A ANCRA, agência de classificação de crédito russa, divulgou no dia 23 de julho, estudos que apontam para um cenário catastrófico para a economia no final de 2019. Ano passado as previsões da imprensa burguesa apontavam que a crise seria no início do ano.
As tensões econômicas entre os EUA e a China, bem como as sanções que os norte-americanos estão impondo para o Irã e México, pintam um cenário cada vez mais explosivo para a já instável economia mundial.
Diversos economistas estão anunciando que pode ocorrer um acontecimento negativo que desencadeie uma crise generalizada nos países desenvolvidos (ao estilo do estouro da bolha imobiliária em 2008), e destrua essas economias como se fossem castelos de cartas.
Um colunista do jornal russo, Vzglyad, diz que ” agravamento da luta levará a uma desaceleração da economia mundial, a uma queda na demanda por recursos energéticos, a problemas no setor bancário e, finalmente, a um colapso global.”
O estudo do ANCRA aponta que a atual guerra comercial dos EUA pode levar a uma queda em 0,7% na economia do país, e que outro sintoma de crise que está por vir é a inversão na rentabilidade dos títulos do tesouro. Segundo os especialistas, quando os rendimentos de títulos de longo prazo descem abaixo das taxas de rendimento de curto prazo estamos diante um presságio de um crise econômica.

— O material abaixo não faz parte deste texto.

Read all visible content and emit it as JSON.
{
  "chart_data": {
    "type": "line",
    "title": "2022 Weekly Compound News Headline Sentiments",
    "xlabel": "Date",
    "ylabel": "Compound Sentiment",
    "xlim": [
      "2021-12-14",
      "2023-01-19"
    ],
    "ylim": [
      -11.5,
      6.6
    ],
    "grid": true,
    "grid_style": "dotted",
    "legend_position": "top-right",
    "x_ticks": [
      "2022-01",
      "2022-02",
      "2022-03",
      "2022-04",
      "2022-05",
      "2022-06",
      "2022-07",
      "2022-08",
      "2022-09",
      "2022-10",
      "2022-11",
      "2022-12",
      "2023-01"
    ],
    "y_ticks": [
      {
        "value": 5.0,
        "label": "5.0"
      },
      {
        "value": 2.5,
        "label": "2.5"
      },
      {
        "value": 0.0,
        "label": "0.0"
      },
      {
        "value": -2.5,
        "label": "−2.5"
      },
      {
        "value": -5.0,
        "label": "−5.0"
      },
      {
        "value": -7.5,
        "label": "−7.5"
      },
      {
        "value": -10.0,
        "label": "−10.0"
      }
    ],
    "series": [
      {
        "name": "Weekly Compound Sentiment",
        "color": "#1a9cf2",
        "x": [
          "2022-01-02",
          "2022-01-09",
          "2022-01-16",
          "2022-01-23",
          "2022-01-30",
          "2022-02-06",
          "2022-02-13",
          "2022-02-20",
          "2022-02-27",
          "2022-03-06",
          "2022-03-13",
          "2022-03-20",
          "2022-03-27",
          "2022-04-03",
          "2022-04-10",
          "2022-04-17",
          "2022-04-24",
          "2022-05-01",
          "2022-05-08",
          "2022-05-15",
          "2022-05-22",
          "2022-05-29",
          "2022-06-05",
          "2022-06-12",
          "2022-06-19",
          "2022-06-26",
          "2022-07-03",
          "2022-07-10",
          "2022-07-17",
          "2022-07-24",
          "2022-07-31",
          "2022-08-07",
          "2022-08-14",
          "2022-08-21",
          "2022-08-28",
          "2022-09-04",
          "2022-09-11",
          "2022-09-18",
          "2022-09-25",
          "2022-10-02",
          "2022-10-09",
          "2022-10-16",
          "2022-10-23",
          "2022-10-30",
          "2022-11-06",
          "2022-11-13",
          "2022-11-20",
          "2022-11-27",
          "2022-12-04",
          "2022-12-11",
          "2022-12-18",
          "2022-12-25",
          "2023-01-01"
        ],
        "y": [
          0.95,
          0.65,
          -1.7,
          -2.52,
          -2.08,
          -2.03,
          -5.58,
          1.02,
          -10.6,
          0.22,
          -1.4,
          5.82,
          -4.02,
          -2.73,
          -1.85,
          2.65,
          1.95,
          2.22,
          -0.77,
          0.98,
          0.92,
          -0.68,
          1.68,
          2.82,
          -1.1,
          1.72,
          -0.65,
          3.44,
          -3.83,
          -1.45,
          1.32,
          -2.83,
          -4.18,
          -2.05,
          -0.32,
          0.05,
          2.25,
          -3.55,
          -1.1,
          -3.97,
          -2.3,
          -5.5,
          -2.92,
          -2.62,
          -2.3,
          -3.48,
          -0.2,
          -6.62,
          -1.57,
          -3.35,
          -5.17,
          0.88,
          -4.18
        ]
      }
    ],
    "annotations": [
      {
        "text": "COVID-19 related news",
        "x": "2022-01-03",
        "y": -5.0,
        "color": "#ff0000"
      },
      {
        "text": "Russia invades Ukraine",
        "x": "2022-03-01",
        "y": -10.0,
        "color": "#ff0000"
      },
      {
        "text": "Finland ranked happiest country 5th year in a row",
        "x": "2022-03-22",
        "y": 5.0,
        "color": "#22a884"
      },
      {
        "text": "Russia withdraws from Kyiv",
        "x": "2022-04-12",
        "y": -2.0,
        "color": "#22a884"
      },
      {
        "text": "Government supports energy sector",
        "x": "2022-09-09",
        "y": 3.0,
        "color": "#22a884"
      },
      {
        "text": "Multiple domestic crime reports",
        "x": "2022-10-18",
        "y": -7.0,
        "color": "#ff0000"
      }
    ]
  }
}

Se Trump de fato bloquear a Huawei e outras imprensas chinesas de entrarem nos EUA, a resposta da China pode prejudicar seriamente as multinacionais americanas, privando-as do comércio chinês e secando a fonte de importantes minérios para a fabricação dos produtos de alta tecnologia.
Qualquer distrubio nos Estados Unidos ou na China tem um impacto direto na economia mundial. Se houver recessão para os norte americanos, o PIB chinês pode subir apenas 4%, a menor taxa dos últimos 25 anos.
Já outros economistas, como Anatoly Kaletsky, economista-chefe da Gavekal Dragonomics, acredita que o problema pode vir da Europa. Com a eleição de Boris Johnson e o Brexit, a moeda europeia pode receber um duríssimo golpe. Assim como EUA e China, qualquer oscilação grave na economia impacta todo o sistema mundial.